Sitara Devi wasn’t merely a film actress; she was also a great dancer. I wanted to pay tribute to her through a review of one of her films, and decided I’d choose Hulchul, which I wanted to watch for other reasons as well (more on this later).

Hulchul begins in a jail. A new arrival (Yaqub) makes his way into the jail, hailed by all the other inmates with much joy. Nanda is back, is he? Nanda, in turn, greets his old friends, enquiring after their health, asking how long this one has to go, and what that one is eating, so on. Nanda is, obviously, an old hand here.

But Nanda finds that there’s a stranger here, too: a man named Kishore (Dilip Kumar) who’s not one of the regulars. Never mind; Nanda will get him out too. Nanda is already planning an escape. Kishore doesn’t seem very interested; he doesn’t seem very interested in anything.
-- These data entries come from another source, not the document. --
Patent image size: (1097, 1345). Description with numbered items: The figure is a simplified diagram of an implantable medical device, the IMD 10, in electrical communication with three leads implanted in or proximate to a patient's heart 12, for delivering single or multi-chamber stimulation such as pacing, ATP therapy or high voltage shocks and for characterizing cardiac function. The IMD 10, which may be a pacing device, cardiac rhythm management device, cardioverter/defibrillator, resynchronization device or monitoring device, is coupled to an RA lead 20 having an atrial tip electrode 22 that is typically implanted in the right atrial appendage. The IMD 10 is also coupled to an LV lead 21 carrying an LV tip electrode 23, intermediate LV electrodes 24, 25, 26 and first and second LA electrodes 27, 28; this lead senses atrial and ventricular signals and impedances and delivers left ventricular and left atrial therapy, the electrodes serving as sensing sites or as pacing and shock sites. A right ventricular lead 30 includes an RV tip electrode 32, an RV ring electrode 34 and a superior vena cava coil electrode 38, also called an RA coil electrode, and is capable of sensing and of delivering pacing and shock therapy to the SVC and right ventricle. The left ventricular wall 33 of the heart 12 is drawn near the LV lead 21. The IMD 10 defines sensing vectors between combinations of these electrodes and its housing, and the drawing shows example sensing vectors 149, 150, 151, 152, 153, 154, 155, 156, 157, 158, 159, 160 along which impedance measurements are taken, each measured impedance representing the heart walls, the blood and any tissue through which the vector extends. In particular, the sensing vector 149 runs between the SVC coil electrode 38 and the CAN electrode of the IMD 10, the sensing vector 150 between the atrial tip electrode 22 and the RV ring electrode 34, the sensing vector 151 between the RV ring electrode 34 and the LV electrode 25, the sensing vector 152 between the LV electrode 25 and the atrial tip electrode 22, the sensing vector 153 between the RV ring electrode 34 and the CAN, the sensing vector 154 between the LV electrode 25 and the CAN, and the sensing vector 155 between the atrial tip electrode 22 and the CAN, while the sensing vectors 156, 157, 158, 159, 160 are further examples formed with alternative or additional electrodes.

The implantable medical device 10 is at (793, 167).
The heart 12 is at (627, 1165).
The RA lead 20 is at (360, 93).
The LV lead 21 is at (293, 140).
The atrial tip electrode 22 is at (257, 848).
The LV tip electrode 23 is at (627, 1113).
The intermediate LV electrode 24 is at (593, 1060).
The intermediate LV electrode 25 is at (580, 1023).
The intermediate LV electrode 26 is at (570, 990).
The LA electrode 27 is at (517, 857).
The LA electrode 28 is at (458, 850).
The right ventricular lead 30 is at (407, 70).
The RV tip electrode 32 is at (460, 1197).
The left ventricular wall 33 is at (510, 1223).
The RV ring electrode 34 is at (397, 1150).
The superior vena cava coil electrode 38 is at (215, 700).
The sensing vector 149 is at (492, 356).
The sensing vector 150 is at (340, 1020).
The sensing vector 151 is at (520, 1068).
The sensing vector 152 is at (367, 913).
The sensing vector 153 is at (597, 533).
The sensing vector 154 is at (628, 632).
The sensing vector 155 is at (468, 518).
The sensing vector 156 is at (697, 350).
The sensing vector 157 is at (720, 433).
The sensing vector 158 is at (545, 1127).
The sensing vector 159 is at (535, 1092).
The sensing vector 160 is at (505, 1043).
Part of Nanda’s escape plan relies on the fact that the jailor is occupied today. There’s much rejoicing and fanfare at his house next door, the sound of shehnais and celebration. Today is Jailor Sahib’s wedding day. Good distraction for Nanda and his minions to pull off a jailbreak.

They do, bursting out of their cells, grabbing guns from surprised guards, and knocking the guards out. Kishore too gets out of his cell, and arrives on the scene where Nanda is ready to shoot Jailor Sahib (Balraj Sahni), who, still clad in his wedding finery, has deserted his new bride even before he’s had a chance to lift her ghoonghat.

Kishore leaps forward and jerks the gun away, spoiling Nanda’s aim and saving the jailor’s life. The jailor immediately takes control of the situation, with the result that the would-be-escapees end up back in their cells. Nanda is annoyed at the way Kishore foiled his plans, but he’s philosophical enough to take that in his stride, and to wonder why Kishore acted the way he did.

Kishore’s explanation is simple: in that moment, with the jailor still wearing his bridegroom’s clothes, all Kishore could think of was that bride who was waiting for her husband. He was reminded of his own love, and he knew what anguish would be hers if her husband were to be killed on his wedding night.

Nanda asks about Kishore’s sweetheart, and Kishore tells his story.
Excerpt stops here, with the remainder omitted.